Reduced Spatial Dependency for More General Video-level Deepfake Detection
This work addresses the safety concerns of deepfake detection for video content, offering a method to enhance generalization, though it appears incremental by building on existing temporal consistency approaches.
The paper tackles the problem of spatial bias hindering generalization in video-level deepfake detection by proposing Spatial Dependency Reduction (SDR), which integrates temporal consistency features from spatially-perturbed clusters, resulting in improved performance as demonstrated through extensive benchmarks.

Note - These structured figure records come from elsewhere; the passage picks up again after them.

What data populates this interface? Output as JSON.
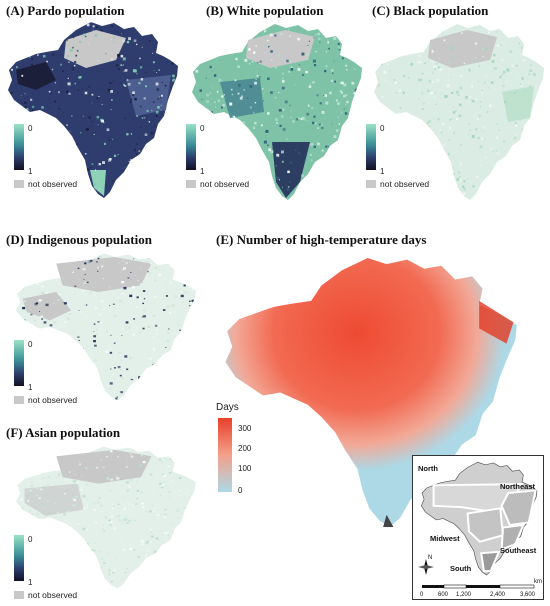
{
  "panels": [
    {
      "id": "A",
      "title": "(A) Pardo population",
      "fill": "#3a4a78",
      "fill2": "#1a1f40",
      "accent": "#7dc9b0",
      "speckle": "#e8eef0"
    },
    {
      "id": "B",
      "title": "(B) White population",
      "fill": "#7fbfa6",
      "fill2": "#2f5f76",
      "accent": "#b9e3d2",
      "speckle": "#ffffff"
    },
    {
      "id": "C",
      "title": "(C) Black population",
      "fill": "#dbece4",
      "fill2": "#b6ddc9",
      "accent": "#9fd6bd",
      "speckle": "#f4f9f6"
    },
    {
      "id": "D",
      "title": "(D) Indigenous population",
      "fill": "#e3efe9",
      "fill2": "#cbe5d8",
      "accent": "#1e2c55",
      "speckle": "#f7fbf9"
    },
    {
      "id": "F",
      "title": "(F) Asian population",
      "fill": "#e3efe9",
      "fill2": "#cfe8dc",
      "accent": "#b7dfcb",
      "speckle": "#f7fbf9"
    }
  ],
  "proportion_legend": {
    "top": "0",
    "bottom": "1",
    "not_observed": "not observed",
    "na_color": "#c8c8c8"
  },
  "temperature_panel": {
    "title": "(E) Number of high-temperature days",
    "legend_title": "Days",
    "ticks": [
      "300",
      "200",
      "100",
      "0"
    ],
    "hot_color": "#e8402a",
    "mid_color": "#f3a08a",
    "cool_color": "#add8e6"
  },
  "region_inset": {
    "regions": [
      "North",
      "Northeast",
      "Midwest",
      "Southeast",
      "South"
    ],
    "scale_ticks": [
      "0",
      "600",
      "1,200",
      "2,400",
      "3,600"
    ],
    "scale_unit": "km",
    "compass": "N"
  }
}
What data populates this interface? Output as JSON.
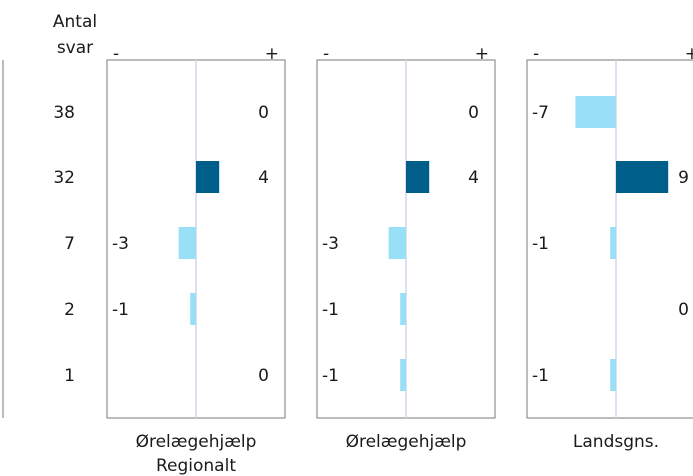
{
  "chart_data": {
    "type": "bar",
    "header": {
      "line1": "Antal",
      "line2": "svar"
    },
    "counts": [
      38,
      32,
      7,
      2,
      1
    ],
    "sign_labels": {
      "minus": "-",
      "plus": "+"
    },
    "colors": {
      "positive": "#005f8a",
      "negative": "#99dff7",
      "axis": "#d3d6ea",
      "frame": "#7a7a7a"
    },
    "panels": [
      {
        "caption": [
          "Ørelægehjælp",
          "Regionalt"
        ],
        "values": [
          0,
          4,
          -3,
          -1,
          0
        ],
        "range": [
          -10,
          10
        ]
      },
      {
        "caption": [
          "Ørelægehjælp"
        ],
        "values": [
          0,
          4,
          -3,
          -1,
          -1
        ],
        "range": [
          -10,
          10
        ]
      },
      {
        "caption": [
          "Landsgns."
        ],
        "values": [
          -7,
          9,
          -1,
          0,
          -1
        ],
        "range": [
          -10,
          10
        ]
      }
    ]
  }
}
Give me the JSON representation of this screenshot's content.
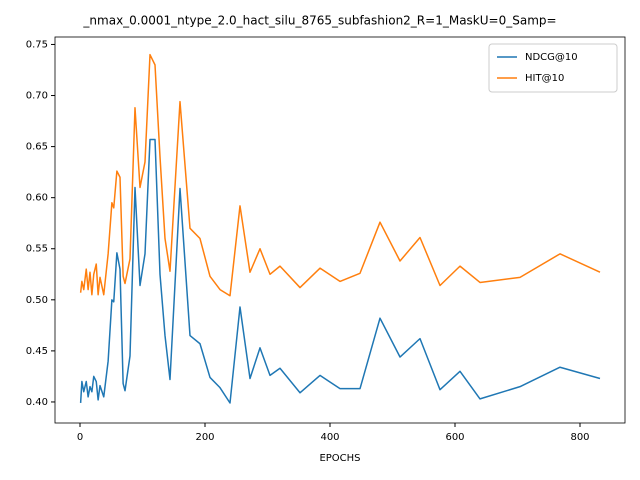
{
  "chart_data": {
    "type": "line",
    "title": "_nmax_0.0001_ntype_2.0_hact_silu_8765_subfashion2_R=1_MaskU=0_Samp=",
    "x_label": "EPOCHS",
    "x": [
      1,
      3,
      6,
      10,
      13,
      16,
      19,
      22,
      26,
      29,
      32,
      38,
      45,
      51,
      54,
      59,
      64,
      69,
      72,
      80,
      88,
      96,
      104,
      112,
      120,
      128,
      136,
      144,
      160,
      176,
      192,
      208,
      224,
      240,
      256,
      272,
      288,
      304,
      320,
      352,
      384,
      416,
      448,
      480,
      512,
      544,
      576,
      608,
      640,
      704,
      768,
      832
    ],
    "series": [
      {
        "name": "NDCG@10",
        "color": "#1f77b4",
        "values": [
          0.399,
          0.42,
          0.41,
          0.42,
          0.405,
          0.415,
          0.41,
          0.425,
          0.42,
          0.402,
          0.416,
          0.405,
          0.44,
          0.5,
          0.498,
          0.546,
          0.53,
          0.418,
          0.411,
          0.445,
          0.61,
          0.514,
          0.545,
          0.657,
          0.657,
          0.525,
          0.465,
          0.422,
          0.609,
          0.465,
          0.457,
          0.424,
          0.414,
          0.399,
          0.493,
          0.423,
          0.453,
          0.426,
          0.433,
          0.409,
          0.426,
          0.413,
          0.413,
          0.482,
          0.444,
          0.462,
          0.412,
          0.43,
          0.403,
          0.415,
          0.434,
          0.423
        ]
      },
      {
        "name": "HIT@10",
        "color": "#ff7f0e",
        "values": [
          0.507,
          0.518,
          0.51,
          0.53,
          0.51,
          0.527,
          0.505,
          0.525,
          0.535,
          0.505,
          0.522,
          0.505,
          0.545,
          0.595,
          0.59,
          0.626,
          0.62,
          0.523,
          0.516,
          0.54,
          0.688,
          0.61,
          0.635,
          0.74,
          0.73,
          0.64,
          0.56,
          0.528,
          0.694,
          0.57,
          0.56,
          0.523,
          0.51,
          0.504,
          0.592,
          0.527,
          0.55,
          0.525,
          0.533,
          0.512,
          0.531,
          0.518,
          0.526,
          0.576,
          0.538,
          0.561,
          0.514,
          0.533,
          0.517,
          0.522,
          0.545,
          0.527
        ]
      }
    ],
    "xlim": [
      -40,
      872
    ],
    "ylim": [
      0.3794,
      0.7573
    ],
    "xticks": [
      0,
      200,
      400,
      600,
      800
    ],
    "yticks": [
      {
        "value": 0.4,
        "label": "0.40"
      },
      {
        "value": 0.45,
        "label": "0.45"
      },
      {
        "value": 0.5,
        "label": "0.50"
      },
      {
        "value": 0.55,
        "label": "0.55"
      },
      {
        "value": 0.6,
        "label": "0.60"
      },
      {
        "value": 0.65,
        "label": "0.65"
      },
      {
        "value": 0.7,
        "label": "0.70"
      },
      {
        "value": 0.75,
        "label": "0.75"
      }
    ],
    "legend": "upper right",
    "grid": false
  }
}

As one of the prominent AI-generated content, Deepfake has raised significant safety concerns. Although it has been demonstrated that temporal consistency cues offer better generalization capability, existing methods based on CNNs inevitably introduce spatial bias, which hinders the extraction of intrinsic temporal features. To address this issue, we propose a novel method called Spatial Dependency Reduction (SDR), which integrates common temporal consistency features from multiple spatially-perturbed clusters, to reduce the dependency of the model on spatial information. Specifically, we design multiple Spatial Perturbation Branch (SPB) to construct spatially-perturbed feature clusters. Subsequently, we utilize the theory of mutual information and propose a Task-Relevant Feature Integration (TRFI) module to capture temporal features residing in similar latent space from these clusters. Finally, the integrated feature is fed into a temporal transformer to capture long-range dependencies. Extensive benchmarks and ablation studies demonstrate the effectiveness and rationale of our approach.